Day 3: A Lively Mix of Players and Personalities
Day 3 featured an eclectic mix of players. Bobby Baldwin and a few other old-timers hit the felt, along with a couple of ‘youngsters’ such as Jean-Robert Bellande and Antonio Esfandiari. I was pleasantly surprised with this table. They were very entertaining. Specifically, Bill Klein and John Morgan were a couple of “old rich dudes” that constantly made me laugh.
Rick Salomon also made his way to the table on Day 3. If you’re unfamiliar with Mr. Salomon, he’s a bearded weirdo who became famous for his leaked sex tape with Paris Hilton and marrying crazy famous women such as Shannon Doherty and Pamela Anderson. He’s an entertaining player because he’s hyper-aggressive and is prepared to call anyone down with junk. The best hand of the day involved Salomon and Bellande. Salomon made a donk call in position on a queen-high flop with J-10 suited (no draw, no pair). He hit a runner-runner flush and won a massive pot against Bellande. You can imagine that Bellande’s reaction wasn’t pleasant.
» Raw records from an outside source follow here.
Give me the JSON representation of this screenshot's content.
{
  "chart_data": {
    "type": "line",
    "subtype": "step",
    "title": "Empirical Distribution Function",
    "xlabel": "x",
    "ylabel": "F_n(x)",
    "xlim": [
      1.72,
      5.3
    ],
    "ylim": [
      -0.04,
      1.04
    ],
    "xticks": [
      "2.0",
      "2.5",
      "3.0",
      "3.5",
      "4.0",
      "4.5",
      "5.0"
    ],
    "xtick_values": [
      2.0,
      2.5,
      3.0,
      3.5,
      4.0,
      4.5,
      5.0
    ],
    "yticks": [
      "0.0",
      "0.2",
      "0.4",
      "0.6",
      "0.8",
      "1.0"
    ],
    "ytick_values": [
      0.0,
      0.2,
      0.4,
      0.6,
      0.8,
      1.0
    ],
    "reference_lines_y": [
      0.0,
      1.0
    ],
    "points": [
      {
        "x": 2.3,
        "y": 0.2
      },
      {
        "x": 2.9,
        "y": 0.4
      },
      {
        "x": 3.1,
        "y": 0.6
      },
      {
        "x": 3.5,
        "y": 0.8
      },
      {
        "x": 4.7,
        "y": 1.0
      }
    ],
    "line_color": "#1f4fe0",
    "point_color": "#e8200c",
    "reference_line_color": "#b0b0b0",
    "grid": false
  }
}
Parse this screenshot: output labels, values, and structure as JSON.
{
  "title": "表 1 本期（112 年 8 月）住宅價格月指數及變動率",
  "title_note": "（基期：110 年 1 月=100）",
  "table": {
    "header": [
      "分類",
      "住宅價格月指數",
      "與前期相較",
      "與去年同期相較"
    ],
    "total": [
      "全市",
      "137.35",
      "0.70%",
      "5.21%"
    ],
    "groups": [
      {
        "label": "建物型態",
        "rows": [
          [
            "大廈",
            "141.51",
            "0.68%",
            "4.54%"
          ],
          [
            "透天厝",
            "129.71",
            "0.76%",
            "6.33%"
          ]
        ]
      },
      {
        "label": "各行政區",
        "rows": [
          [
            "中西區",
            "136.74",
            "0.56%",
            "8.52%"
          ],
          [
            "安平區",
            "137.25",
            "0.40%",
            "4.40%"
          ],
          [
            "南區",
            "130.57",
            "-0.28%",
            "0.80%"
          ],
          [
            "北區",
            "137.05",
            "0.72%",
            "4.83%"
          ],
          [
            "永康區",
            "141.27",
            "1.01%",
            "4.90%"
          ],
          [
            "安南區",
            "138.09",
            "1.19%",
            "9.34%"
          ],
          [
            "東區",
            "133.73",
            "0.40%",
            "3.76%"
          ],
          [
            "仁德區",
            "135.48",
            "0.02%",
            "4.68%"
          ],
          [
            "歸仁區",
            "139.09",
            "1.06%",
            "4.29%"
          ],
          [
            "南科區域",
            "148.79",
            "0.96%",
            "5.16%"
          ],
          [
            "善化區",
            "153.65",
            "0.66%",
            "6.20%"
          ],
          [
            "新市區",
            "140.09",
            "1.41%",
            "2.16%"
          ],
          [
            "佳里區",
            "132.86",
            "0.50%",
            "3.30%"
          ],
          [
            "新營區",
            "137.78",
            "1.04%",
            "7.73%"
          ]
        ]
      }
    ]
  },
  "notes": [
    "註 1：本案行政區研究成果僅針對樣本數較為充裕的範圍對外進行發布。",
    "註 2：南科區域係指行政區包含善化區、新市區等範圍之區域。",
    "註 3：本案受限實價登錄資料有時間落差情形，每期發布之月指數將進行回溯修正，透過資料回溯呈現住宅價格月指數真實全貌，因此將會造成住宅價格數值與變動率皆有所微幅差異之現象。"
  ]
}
Salomon isn’t a new-school player in terms of age (he’s 47), but he does play a similar style to the new-school breed. He is ultra-aggressive in position. It’s rare to see him fold to a bet on the flop even if he completely misses. He bluffs… a lot. He is aggressive pre- and post-flop and plays a lot of hands. The old-school poker mentality is quite a bit different. That’s not to say the old-schoolers only played the nuts, but they were more selective pre-flop and didn’t call down light as much.
Intentional or Not, Poker Central’s Casting Was Perfect
I thought it was really cool to see the contrasting styles of play and personalities each day. I don’t know if Poker Central casted the tables intentionally or not, but it’s going to make for some epic television on their network this fall.
I caught snippets of the live stream on Twitch when I wasn’t watching live on the TV set at Aria. The commentary was solid, but viewers were unable to see hole cards. I know that this sort of ruined the enjoyment for many viewers. With that said, the beauty of episodic, professionally produced poker TV shows is that we’ll get to see the hole cards and play right along with the pros.
Mori Eskandani is producing the show and, based on his past history (Poker After Dark, High Stakes Poker), I know he’s going to get this right. I got to meet Mori on the set and he was very friendly and helpful. He even offered to help find me a good place to sit so that I could take pictures of the action, some of which I included here in my write-up.
Everyone at Poker Central and Aria have been super accommodating. It was exceptionally cool, as a poker fan, getting to watch these poker celebrities playing for millions of dollars right up close. I can’t wait to see it on television this fall, and I’m equally excited to watch the Aria Super High Roller Bowl… which has just started right as we’re publishing. I’ll check in with you guys again soon!